Bild: Die dänische Ölförderung ist auch ohne CCS schon umstritten: Greenpeac…
STOCKHOLM taz | Immer weniger Öl fließt aus den Bohrlöchern im dänischen
Sektor der Nordsee. Um auch die allerletzten Tropfen des fossilen
Energieträgers herauszuholen, will die Regierung in Kopenhagen nun auf eine
umstrittene Technologie zurückgreifen.
Mehrere hunderttausend Tonnen des Treibhausgases CO2 sollen in den
Untergrund verpresst werden und das Restöl herausspülen. Diese Pläne sind
nicht nur in Dänemark umstritten. Sie haben auch in Schleswig-Holstein
Proteste ausgelöst: Betroffen wäre ein Meeresgebiet nur 200 Kilometer
nordwestlich von Sylt.
Das Hauptproblem sehen Umweltschützer in den Umweltfolgen: „Wenn die
Kavernen nicht dichthalten und CO2 ins Meer gelangt, könnte dieses
umfassend versauern“, sagt Reinhard Knof, Sprecher der Bürgerinitiative
gegen CO2-Endlager.

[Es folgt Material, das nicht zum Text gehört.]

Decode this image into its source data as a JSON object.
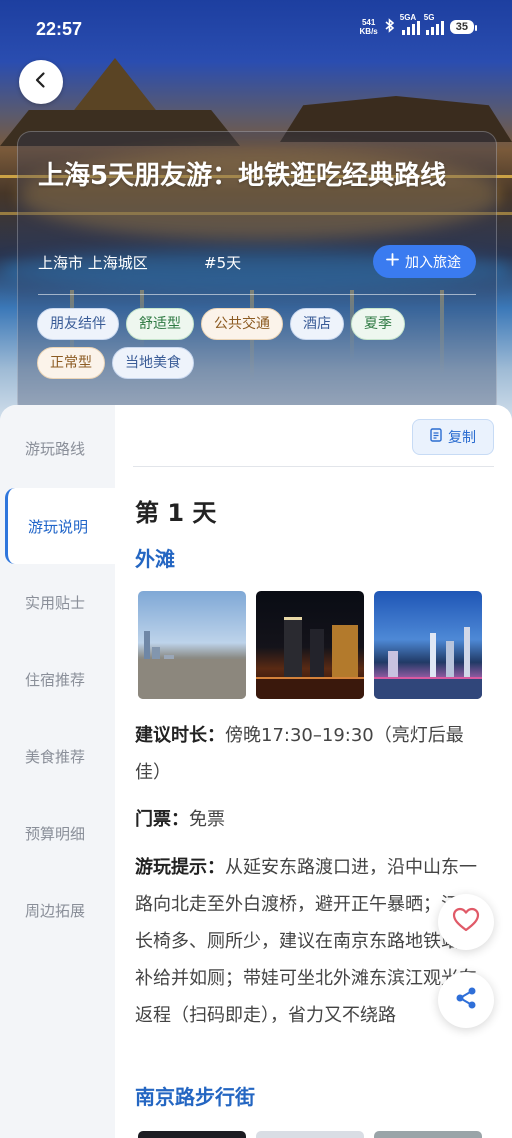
{
  "status_bar": {
    "time": "22:57",
    "net_speed_value": "541",
    "net_speed_unit": "KB/s",
    "sim1_label": "5GA",
    "sim2_label": "5G",
    "battery": "35"
  },
  "header": {
    "title": "上海5天朋友游：地铁逛吃经典路线",
    "location": "上海市 上海城区",
    "days_tag": "#5天",
    "add_button_label": "加入旅途",
    "tags": [
      {
        "label": "朋友结伴",
        "style": "blue"
      },
      {
        "label": "舒适型",
        "style": "green"
      },
      {
        "label": "公共交通",
        "style": "orange"
      },
      {
        "label": "酒店",
        "style": "blue"
      },
      {
        "label": "夏季",
        "style": "green"
      },
      {
        "label": "正常型",
        "style": "orange"
      },
      {
        "label": "当地美食",
        "style": "blue"
      }
    ]
  },
  "sidebar": {
    "items": [
      {
        "label": "游玩路线",
        "active": false
      },
      {
        "label": "游玩说明",
        "active": true
      },
      {
        "label": "实用贴士",
        "active": false
      },
      {
        "label": "住宿推荐",
        "active": false
      },
      {
        "label": "美食推荐",
        "active": false
      },
      {
        "label": "预算明细",
        "active": false
      },
      {
        "label": "周边拓展",
        "active": false
      }
    ]
  },
  "content": {
    "copy_label": "复制",
    "day_heading": "第 1 天",
    "spot1": {
      "title": "外滩",
      "duration_label": "建议时长：",
      "duration_value": "傍晚17:30–19:30（亮灯后最佳）",
      "ticket_label": "门票：",
      "ticket_value": "免票",
      "tips_label": "游玩提示：",
      "tips_value": "从延安东路渡口进，沿中山东一路向北走至外白渡桥，避开正午暴晒；江边长椅多、厕所少，建议在南京东路地铁站内补给并如厕；带娃可坐北外滩东滨江观光车返程（扫码即走），省力又不绕路"
    },
    "spot2": {
      "title": "南京路步行街"
    }
  },
  "icons": {
    "back": "chevron-left-icon",
    "add": "plus-icon",
    "copy": "document-icon",
    "favorite": "heart-icon",
    "share": "share-icon"
  },
  "colors": {
    "accent": "#3a7bf0",
    "spot_title": "#2466c2",
    "favorite": "#e05a68"
  }
}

Damit würde ein großer Teil marinen Lebens unmöglich.
Das werde nicht passieren, heißt es bei der dänischen Energiebehörde
Energistyrelsen. Die Bohrlöcher könnten sicher verschlossen werden. Eine
jetzt veröffentlichte Umweltverträglichkeitsanalyse der Behörde kommt
allerdings zu dem gegenteiligen Schluss. Danach wären diverse
Meeressäugetiere, Fische und Vögel gefährdet – nur werden diese als „nic…
wesentlich für das Bestandsniveau“ eingeschätzt.
## Von der Bevölkerung nicht akzeptiert
Vor allem aber überrascht, dass Kopenhagen die CO2-Verpressung unter dem
Meeresboden überhaupt verfolgt. Schließlich hatte sich die
Mitte-links-Regierung im vergangenen Jahr vom sogenannten Carbon Dioxide
Capture and Storage (CCS) verabschiedet – weil die Methode zu unsicher und
von der Bevölkerung nicht akzeptiert werde, aber auch weil CCS mit der
langfristigen Klimastrategie des Landes nicht vereinbar sei: Mit dem
Verzicht wolle man „ein Signal setzen“, hieß es damals in einer
Regierungserklärung. Dänemark will bis 2035 ohne Kohle und Gas für die
Strom- und Fernwärmeproduktion auskommen.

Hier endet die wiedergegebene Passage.